Multiple optimizer issues

Hello, I’m trying to figure this problem of optimizing different part of the model with different data.

The setting I’m using is composed of data1 and data2 with model partA, partB, and partC.

The original code was like this:

optimizer = optim.Adam([partA, partB, partC], lr=0.03)

for input, target in data1:
     optimizer.zero_grad()
     # loss1 calculation with partA,B,C
     loss1.backward()
     
     input, target in data2:
     partA.requires_grad = False
     partC.requires_grad = False
     # loss2 calculation with only partB
     loss2.backward()
     partA.requires_grad = True
     partC.requires_grad = True
     
     optimizer.step()

What I want to change here is to train partC during the training of data2 with learning rate 0.0001

I planned to implement this code below but not sure if this is right.

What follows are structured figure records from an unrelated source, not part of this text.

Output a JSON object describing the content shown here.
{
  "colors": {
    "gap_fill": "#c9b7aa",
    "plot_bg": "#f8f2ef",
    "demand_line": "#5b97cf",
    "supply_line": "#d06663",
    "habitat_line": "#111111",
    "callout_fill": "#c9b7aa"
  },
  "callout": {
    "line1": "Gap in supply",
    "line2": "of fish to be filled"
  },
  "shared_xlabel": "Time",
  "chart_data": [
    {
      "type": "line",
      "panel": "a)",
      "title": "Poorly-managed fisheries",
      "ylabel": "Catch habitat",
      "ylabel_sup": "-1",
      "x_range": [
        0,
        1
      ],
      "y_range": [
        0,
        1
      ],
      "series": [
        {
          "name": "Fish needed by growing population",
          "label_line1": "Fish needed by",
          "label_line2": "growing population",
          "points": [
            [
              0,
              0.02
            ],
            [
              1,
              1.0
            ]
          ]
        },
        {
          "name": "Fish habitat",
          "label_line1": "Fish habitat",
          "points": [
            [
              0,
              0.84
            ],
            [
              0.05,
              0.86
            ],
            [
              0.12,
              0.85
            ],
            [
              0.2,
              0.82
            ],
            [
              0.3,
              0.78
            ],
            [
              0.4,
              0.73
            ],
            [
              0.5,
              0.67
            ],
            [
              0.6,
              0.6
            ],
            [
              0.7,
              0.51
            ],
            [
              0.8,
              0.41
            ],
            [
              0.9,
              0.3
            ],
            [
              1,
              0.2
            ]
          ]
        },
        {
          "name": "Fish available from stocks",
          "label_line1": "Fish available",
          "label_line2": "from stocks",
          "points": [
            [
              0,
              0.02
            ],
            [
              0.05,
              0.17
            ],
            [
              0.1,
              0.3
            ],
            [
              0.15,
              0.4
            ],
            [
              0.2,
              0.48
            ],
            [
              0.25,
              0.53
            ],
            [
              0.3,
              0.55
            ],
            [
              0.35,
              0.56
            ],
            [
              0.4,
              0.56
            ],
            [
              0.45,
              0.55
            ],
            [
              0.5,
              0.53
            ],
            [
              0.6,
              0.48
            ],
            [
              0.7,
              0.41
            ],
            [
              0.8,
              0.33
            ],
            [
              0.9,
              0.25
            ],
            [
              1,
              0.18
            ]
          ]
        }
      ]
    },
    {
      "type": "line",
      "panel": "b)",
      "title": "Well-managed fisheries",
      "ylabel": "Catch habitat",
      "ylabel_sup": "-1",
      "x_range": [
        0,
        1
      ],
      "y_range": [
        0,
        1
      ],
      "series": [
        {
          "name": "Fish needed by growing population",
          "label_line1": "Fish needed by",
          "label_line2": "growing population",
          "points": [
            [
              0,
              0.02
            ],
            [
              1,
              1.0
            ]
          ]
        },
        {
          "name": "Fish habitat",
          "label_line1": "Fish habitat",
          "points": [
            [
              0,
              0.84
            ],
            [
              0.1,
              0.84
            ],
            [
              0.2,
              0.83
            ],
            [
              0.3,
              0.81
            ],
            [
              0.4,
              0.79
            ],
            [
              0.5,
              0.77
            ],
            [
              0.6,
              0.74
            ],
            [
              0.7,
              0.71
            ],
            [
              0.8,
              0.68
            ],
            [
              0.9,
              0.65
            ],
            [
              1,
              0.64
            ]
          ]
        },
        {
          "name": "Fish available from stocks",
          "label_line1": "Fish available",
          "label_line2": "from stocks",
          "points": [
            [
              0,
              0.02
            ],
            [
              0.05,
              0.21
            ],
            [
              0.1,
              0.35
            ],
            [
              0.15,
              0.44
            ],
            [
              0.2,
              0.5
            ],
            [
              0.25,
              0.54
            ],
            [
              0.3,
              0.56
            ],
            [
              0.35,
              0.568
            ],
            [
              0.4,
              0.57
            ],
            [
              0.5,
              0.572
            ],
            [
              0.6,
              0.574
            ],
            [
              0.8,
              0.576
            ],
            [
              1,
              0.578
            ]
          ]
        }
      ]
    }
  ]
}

optimizer1 = optim.Adam([partA, partB, partC], lr=0.03)
optimizer2 = optim.Adam({[partB], lr=0.03},{[partC], lr=0.0001})

for input, target in data1:
     optimizer1.zero_grad()
     optimizer2.zero_grad()
     # loss1 calculation with partA,B,C
     loss1.backward()
     
     input, target in data2:
     # loss2 calculation with only partB
     loss2.backward()
     
     optimizer1.step()
     optimizer2.step()

Especially, I’m not sure with the multiple optimizer part.

Thank you all!!

Hi,
Multiple optimizers shouldn’t be an issue.
Importantly, note that if you do not clear the gradients explicitly using zero_grad(), gradients from multiple backward calls are accumulated.

Hence, according to your pseudo code, after loss2.backward(), grad of B shall be the sum of gradients of loss1 and loss2 wrt B.

Also, from what you mention you want to calculate the gradient of loss2 as well wrt C. The pseudo code on the other hand mentions that C isn’t involved in the calculation of loss2.